Beginnings are important to me. The begining of the latest Raven’s Cycle didn’t really quite work for me. So I edited it, changed it, rebuilt it. Here is that change:
Corpses were scattered in messy circles on the ground, arms and limbs twisted into strange angles, bodies of mothers holding children, lovers cowering together, hands brittle with fingers broken, shattered. They lay beneath the swaying sun bleached skulls, dangling from twisted and bent tree branches, and over patches of yellowing grass that had been burnt away, leaving only the foul stench of scorched earth behind and the remnants of a ring of fire.
Abeyto crawled close. Closer. His stomach bare against ground, his ribs strewn with pebble marks, kisses from the bear goddess who slept under earth. Almost eye to eye with the feet walking through the grass, almost eye to eye with bare, hairy legs of dog men.

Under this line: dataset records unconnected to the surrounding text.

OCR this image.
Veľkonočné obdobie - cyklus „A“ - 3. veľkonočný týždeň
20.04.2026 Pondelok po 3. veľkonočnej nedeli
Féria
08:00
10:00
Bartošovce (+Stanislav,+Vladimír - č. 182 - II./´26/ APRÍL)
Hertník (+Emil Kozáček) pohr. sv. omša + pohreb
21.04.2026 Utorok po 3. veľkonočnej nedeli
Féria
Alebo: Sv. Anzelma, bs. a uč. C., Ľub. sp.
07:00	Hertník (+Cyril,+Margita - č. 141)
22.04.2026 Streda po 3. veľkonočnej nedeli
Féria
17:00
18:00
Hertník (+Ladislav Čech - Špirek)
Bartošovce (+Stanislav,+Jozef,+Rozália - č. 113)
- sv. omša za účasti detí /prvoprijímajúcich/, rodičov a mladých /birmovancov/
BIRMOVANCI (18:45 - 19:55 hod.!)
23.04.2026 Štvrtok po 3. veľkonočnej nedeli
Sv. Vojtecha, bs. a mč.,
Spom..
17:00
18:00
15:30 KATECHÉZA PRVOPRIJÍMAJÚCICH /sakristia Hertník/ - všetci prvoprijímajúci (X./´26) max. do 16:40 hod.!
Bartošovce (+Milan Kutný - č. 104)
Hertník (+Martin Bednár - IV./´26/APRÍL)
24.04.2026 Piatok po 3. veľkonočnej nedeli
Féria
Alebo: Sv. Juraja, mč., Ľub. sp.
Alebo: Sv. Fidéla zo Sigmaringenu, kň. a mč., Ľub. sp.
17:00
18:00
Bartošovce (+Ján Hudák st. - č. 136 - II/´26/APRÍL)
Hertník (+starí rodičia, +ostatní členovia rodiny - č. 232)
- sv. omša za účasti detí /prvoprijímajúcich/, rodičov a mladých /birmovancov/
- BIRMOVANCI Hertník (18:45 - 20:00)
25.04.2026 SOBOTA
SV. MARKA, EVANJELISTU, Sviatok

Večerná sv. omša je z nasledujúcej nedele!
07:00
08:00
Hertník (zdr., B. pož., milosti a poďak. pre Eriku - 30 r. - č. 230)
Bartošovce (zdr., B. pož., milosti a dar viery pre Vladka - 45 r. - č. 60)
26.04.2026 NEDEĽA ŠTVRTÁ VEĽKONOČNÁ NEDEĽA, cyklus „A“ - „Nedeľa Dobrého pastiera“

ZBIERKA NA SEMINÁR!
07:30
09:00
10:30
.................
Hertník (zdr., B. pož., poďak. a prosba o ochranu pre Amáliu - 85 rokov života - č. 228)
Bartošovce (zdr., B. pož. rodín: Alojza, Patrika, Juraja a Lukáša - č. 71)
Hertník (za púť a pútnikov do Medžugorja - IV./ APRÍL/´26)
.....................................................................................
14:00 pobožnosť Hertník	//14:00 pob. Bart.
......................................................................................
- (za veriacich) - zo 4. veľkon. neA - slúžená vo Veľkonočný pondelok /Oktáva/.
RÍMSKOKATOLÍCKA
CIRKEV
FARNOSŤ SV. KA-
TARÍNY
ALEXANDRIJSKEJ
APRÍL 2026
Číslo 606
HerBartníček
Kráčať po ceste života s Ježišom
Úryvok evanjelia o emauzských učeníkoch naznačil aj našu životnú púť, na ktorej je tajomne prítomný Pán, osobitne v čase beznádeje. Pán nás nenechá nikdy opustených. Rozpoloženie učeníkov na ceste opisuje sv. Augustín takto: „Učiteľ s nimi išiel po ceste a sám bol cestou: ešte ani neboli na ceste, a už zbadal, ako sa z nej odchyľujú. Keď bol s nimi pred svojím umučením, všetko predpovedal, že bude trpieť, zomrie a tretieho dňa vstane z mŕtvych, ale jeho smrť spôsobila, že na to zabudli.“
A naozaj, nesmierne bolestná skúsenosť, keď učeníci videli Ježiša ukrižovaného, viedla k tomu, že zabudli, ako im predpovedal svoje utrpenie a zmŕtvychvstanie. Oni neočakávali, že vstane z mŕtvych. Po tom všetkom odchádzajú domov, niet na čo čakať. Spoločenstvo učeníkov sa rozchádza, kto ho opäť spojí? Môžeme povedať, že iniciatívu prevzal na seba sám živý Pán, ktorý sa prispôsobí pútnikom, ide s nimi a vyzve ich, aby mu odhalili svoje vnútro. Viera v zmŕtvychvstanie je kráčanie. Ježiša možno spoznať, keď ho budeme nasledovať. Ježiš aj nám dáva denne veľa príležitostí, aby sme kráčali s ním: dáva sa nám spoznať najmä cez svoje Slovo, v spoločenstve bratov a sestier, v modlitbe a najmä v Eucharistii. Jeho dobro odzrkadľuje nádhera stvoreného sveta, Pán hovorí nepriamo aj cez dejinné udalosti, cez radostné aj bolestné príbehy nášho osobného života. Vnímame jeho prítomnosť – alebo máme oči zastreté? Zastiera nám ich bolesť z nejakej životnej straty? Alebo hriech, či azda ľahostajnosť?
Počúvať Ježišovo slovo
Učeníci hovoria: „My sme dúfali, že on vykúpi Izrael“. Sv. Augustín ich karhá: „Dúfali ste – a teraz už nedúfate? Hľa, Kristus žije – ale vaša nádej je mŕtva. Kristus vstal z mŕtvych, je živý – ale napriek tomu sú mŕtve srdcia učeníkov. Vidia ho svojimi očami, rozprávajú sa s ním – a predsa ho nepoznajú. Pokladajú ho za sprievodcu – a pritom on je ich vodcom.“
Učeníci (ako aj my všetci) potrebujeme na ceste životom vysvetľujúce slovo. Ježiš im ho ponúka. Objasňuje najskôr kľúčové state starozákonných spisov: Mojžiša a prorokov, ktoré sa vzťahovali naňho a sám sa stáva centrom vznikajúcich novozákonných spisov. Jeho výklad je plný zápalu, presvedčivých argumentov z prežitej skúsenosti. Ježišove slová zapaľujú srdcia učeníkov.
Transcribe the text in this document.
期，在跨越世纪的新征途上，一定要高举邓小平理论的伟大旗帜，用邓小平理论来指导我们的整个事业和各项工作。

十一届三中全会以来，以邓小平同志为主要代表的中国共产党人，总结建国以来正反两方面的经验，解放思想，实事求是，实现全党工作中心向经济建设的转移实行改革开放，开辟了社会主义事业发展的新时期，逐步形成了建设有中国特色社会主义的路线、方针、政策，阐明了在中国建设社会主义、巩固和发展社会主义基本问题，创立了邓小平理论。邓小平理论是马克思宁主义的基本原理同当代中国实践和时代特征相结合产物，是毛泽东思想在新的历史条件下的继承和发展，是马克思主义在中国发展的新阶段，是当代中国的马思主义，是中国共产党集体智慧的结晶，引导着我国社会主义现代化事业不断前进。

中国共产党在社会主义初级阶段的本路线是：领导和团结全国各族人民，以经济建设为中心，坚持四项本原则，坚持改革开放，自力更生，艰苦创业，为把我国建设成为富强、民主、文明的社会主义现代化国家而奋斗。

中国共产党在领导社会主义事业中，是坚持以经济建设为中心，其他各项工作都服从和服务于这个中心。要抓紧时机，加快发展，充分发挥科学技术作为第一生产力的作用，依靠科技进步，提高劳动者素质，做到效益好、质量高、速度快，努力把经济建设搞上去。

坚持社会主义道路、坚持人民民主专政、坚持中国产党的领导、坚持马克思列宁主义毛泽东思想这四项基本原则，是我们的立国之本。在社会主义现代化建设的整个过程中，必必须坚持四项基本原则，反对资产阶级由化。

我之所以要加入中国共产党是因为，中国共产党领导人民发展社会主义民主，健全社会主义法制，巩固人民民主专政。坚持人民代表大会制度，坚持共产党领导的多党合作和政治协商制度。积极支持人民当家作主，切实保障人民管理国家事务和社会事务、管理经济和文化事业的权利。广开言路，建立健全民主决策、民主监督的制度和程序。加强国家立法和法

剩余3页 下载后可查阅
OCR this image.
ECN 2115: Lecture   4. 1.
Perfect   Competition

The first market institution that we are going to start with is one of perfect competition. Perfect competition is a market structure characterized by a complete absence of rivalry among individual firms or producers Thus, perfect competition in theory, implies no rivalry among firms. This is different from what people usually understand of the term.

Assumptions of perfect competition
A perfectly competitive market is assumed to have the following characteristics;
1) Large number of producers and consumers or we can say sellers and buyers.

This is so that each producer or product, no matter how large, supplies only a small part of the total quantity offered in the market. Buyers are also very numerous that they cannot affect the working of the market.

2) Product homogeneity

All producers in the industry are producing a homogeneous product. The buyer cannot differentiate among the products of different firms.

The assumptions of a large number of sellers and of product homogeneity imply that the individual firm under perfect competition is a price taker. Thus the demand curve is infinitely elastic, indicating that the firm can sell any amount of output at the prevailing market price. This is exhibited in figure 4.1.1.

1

A sound rose from the ruins. Tick, tick, tick, loud and angry. Clank, clank, clank. And then a release of steam and howling bursting metallic noises. Noises like death from under earth, like fire in your hand. Abeyto had not seen this in his vision. Had not heard this. The sound made his ears hurt, his heart hurt, his bone and flesh hurt. Sharp pains crawling, dancing.



Awesome. This IS a major change from the last excerpt, and I love it. I almost feel guilty telling you that this is superior to the last one. However, there were some good lines in the first one that can be recycled.
Oh, I do plan on recycling them. The last excerpt was decent, but it lacked narrative tension for me. This one doesn’t- the narrative is tightly focused, like a spring screwed down and about to be sprung.